Posta la concezione classica dell’astrazione (che sappiamo apparirà con tutta chiarezza nelle già ricordate due Tavole –delle presenze e delle assenze-  baconiane), Moreno non sa cogliere il senso del finalismo aristotelico, non riuscendo a vedere nel telos il modo di funzionalizzare universale e particolare, concetto ed empiricità E’ importante questa incomprensione del ruolo di telos/fine in Aristotele, perché favorisce ancora una volta una lettura in chiave speculativa di Hegel e, dunque, la riproposizione da parte di Moreno di una lettura  idealistica di Hegel – tanto che si potrebbe dire che nella prospettiva moreniana esistono elementi contraddittori, alcuni dei quali sono consonanti con la riflessione metodologico-scientifica più recente, mentre altri riprendono motivi, propri della vulgata.
A riprova delle ambiguità di cui dicevamo, va sottolineato positivamente che Moreno dà molta importanza alla lezione di Descartes per la sua sottolineatura del ruolo conoscitivo del soggetto[6]; Moreno coglie inoltre la centralità del tema del possibile in Leibniz (centralità, che senza dubbio è riscontrabile anche in Hegel e in Marx) e il ruolo grande Di Kant nella formazione della coscienza e della scienza moderne.
Tornando a Della Volpe o, meglio, alla critica che Moreno muove alla sua concezione dell’astrazione (e quindi non dimentichiamolo, anche del concetto), il riferimento esplicito che egli fa è all’epistemologia genetica di Jean Piaget.
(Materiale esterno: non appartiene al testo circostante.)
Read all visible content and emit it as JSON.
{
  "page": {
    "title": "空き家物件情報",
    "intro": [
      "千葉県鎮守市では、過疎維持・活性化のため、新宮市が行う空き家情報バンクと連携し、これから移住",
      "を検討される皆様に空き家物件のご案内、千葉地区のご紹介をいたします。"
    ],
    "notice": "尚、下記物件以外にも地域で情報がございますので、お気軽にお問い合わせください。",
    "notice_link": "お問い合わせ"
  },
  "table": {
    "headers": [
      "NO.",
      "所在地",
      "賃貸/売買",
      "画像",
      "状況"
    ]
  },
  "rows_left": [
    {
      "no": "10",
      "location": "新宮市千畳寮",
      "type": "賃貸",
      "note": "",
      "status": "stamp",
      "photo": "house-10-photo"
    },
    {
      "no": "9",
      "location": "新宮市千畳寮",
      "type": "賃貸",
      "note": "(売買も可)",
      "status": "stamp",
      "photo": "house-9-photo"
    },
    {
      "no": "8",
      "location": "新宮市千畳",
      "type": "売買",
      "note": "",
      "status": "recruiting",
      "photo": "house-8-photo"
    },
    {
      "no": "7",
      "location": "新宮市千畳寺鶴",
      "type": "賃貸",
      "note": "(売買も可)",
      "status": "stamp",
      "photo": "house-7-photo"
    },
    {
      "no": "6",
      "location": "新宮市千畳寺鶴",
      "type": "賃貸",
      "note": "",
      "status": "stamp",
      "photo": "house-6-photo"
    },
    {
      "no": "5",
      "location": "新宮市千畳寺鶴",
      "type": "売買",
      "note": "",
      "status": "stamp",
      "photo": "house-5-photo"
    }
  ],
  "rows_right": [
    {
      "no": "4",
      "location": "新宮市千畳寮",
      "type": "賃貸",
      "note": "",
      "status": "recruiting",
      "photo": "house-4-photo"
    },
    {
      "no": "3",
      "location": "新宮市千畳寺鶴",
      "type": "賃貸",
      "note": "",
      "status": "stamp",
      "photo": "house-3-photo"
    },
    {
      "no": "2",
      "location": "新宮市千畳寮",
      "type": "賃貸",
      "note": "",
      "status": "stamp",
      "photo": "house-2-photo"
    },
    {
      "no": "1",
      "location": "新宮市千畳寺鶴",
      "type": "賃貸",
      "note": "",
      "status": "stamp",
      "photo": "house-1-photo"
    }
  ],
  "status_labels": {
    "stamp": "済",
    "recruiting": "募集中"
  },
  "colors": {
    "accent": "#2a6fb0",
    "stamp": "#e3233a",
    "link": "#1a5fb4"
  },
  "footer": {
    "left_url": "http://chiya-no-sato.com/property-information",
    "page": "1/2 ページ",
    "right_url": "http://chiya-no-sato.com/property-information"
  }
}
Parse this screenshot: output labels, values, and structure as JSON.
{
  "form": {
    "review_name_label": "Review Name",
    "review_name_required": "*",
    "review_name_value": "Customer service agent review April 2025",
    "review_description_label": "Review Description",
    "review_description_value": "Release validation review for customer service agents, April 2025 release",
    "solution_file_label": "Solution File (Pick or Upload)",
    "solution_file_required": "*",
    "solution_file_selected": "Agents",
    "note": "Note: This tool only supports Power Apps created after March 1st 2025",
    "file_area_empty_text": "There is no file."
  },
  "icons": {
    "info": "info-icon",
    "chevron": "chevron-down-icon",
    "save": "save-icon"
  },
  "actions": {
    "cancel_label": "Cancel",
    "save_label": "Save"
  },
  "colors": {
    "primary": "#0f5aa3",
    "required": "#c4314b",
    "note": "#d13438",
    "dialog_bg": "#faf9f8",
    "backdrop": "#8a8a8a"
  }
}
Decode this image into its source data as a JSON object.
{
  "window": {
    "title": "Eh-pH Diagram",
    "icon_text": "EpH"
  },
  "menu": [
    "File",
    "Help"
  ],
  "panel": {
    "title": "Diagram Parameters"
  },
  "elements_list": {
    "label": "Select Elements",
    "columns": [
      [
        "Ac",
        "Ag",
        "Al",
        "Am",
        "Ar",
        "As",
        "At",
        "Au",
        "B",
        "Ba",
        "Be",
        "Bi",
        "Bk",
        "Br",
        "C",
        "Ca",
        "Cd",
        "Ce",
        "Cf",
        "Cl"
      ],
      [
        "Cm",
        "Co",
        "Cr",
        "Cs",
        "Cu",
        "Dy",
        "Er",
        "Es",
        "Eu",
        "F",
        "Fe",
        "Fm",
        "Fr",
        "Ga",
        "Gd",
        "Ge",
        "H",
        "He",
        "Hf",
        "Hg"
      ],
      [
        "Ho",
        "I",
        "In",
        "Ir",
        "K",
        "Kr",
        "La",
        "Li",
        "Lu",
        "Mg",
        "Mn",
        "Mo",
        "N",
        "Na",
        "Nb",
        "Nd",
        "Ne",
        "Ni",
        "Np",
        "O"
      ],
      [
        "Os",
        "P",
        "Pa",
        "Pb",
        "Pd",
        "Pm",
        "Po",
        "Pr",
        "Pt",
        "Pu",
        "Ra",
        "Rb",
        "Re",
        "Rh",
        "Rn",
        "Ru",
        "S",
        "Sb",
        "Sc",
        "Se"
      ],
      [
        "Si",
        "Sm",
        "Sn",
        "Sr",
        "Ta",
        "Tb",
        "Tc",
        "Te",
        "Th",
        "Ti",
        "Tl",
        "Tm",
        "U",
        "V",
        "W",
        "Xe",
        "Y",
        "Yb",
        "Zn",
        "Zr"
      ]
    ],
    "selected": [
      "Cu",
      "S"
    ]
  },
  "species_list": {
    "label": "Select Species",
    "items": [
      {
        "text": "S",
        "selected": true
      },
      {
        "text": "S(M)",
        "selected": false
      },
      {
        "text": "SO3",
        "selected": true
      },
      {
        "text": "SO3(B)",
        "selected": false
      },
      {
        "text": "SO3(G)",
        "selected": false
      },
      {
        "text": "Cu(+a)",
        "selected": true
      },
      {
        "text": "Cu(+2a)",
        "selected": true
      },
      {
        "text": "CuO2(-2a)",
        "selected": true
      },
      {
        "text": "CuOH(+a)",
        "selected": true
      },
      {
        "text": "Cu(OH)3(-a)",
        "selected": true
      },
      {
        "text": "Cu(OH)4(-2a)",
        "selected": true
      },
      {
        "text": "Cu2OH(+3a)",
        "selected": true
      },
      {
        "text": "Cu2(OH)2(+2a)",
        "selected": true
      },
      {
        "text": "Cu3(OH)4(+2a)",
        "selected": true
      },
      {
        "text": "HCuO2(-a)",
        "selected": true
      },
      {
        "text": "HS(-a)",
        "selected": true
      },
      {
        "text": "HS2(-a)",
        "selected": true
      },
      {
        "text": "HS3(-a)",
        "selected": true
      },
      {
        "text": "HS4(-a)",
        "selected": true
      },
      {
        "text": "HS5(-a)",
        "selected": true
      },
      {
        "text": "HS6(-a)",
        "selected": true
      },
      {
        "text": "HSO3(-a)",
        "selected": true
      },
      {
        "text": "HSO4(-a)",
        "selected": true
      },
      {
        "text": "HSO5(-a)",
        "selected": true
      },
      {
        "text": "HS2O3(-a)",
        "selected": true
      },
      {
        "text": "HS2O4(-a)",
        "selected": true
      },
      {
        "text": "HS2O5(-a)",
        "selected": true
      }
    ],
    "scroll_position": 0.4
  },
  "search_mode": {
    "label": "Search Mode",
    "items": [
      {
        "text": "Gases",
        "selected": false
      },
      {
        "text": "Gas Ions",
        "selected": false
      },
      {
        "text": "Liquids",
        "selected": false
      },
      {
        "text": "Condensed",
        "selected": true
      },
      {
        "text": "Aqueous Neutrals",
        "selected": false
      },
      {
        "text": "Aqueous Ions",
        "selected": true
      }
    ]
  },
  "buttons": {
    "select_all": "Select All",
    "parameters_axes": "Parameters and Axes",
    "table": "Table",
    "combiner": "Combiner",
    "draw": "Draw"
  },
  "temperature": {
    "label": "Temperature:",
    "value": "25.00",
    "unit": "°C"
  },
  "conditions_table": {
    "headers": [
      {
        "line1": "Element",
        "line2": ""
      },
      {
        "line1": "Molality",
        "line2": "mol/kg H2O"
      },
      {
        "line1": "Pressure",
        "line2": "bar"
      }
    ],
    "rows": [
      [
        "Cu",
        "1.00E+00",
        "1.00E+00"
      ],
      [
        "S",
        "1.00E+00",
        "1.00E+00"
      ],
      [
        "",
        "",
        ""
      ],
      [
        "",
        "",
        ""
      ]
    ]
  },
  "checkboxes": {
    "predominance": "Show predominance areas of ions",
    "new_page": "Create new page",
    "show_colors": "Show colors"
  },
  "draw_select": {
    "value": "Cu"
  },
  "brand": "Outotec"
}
In particolare, Moreno ricorda come Piaget distingua vari tipi di astrazione[7]:quella generalizzante, che consente la costruzione di classi; ma anche quella costruttiva, che consente di costruire nuove realtà intrecciandosi con astrazioni, operate a partire da campi diversi d’esperienza; ed infine Piaget parla di una astrazione riflessiva, che serve a chiarificare la coscienza del soggetto.
Insomma, la semplice astrazione determinata, di cui dice Della Volpe, studioso della marxiana Introduzione alla critica dell’economia politica, è solo una delle varie forme, che l’astrazione può assumere ed è affetta profondamente da una prospettiva empiristica, ormai del tutto insufficiente, posti in particolare gli sviluppi delle scienze, che hanno scoperto le dimensioni varie della realtà –a cominciare dalla realtà fisica.


[1] - Per un profilo sommario dell’opera di Della Volpe, rimando a S. Garroni, A propoisito di alcuni giudizi di G. Della Volpe. Appunti per una ricerca, in Giornale critico della filosofia italiana, fasc. 1 – 1972.
[2]  - Su questa problematica, cfr. Maria Isabel Binimelis Bassa, Un nuovo modo di vedere il mondo. I frattali, Milano 2011.
[3] - Si potrebbe dire che anche questo progetto è una forma di trasformazione del chaos in cosmo e così di nuovo il marxismo mostrerebbe di possedere una caratteristica, che è sempre stata propria della scienza in generale. Si noti che in questo modo riceve una precisa definizione il termine praxis, che non va confuso col più generico < pratica>.
[4] - per la trattazione di questa problematica, ho presente “Sostanza e funzione” di E. Cassirer, Firenze 1973 [la prima edizione tedesca risale al 1910].
[5] - Per dirla con Hegel, la relazione soggetto/predicato resta una relazione esteriore, che in realtà non consente una migliore, più intima conoscenza del soggetto e della sua dinamica vitale. Quasi che così si riproponesse quel divieto del to intimate di lockiana memoria (a proposito di questa tematica del to ntimate, non a caso riproposta dallo scetticismo moderno di uno  Schulze, contro cui Hegel scriverà, rinvio al cap. 4 di S. Garroni, Sul perturbante, Roma 1984).
[6]  Il che avrebbe potuto favorirlo nel cogliere la centralità del soggetto, non solo nella conoscenza ma anche nella prassi storica, secondo l’ampia analisi, che di questi temi troviamo nella hegeliana Fenomenologia
[7] - E’ utile ricordare –perché anche questo ha in  sapore non  dellavolpiano, che secondo Piaget l’astrazione è sempre più ricca della percezione.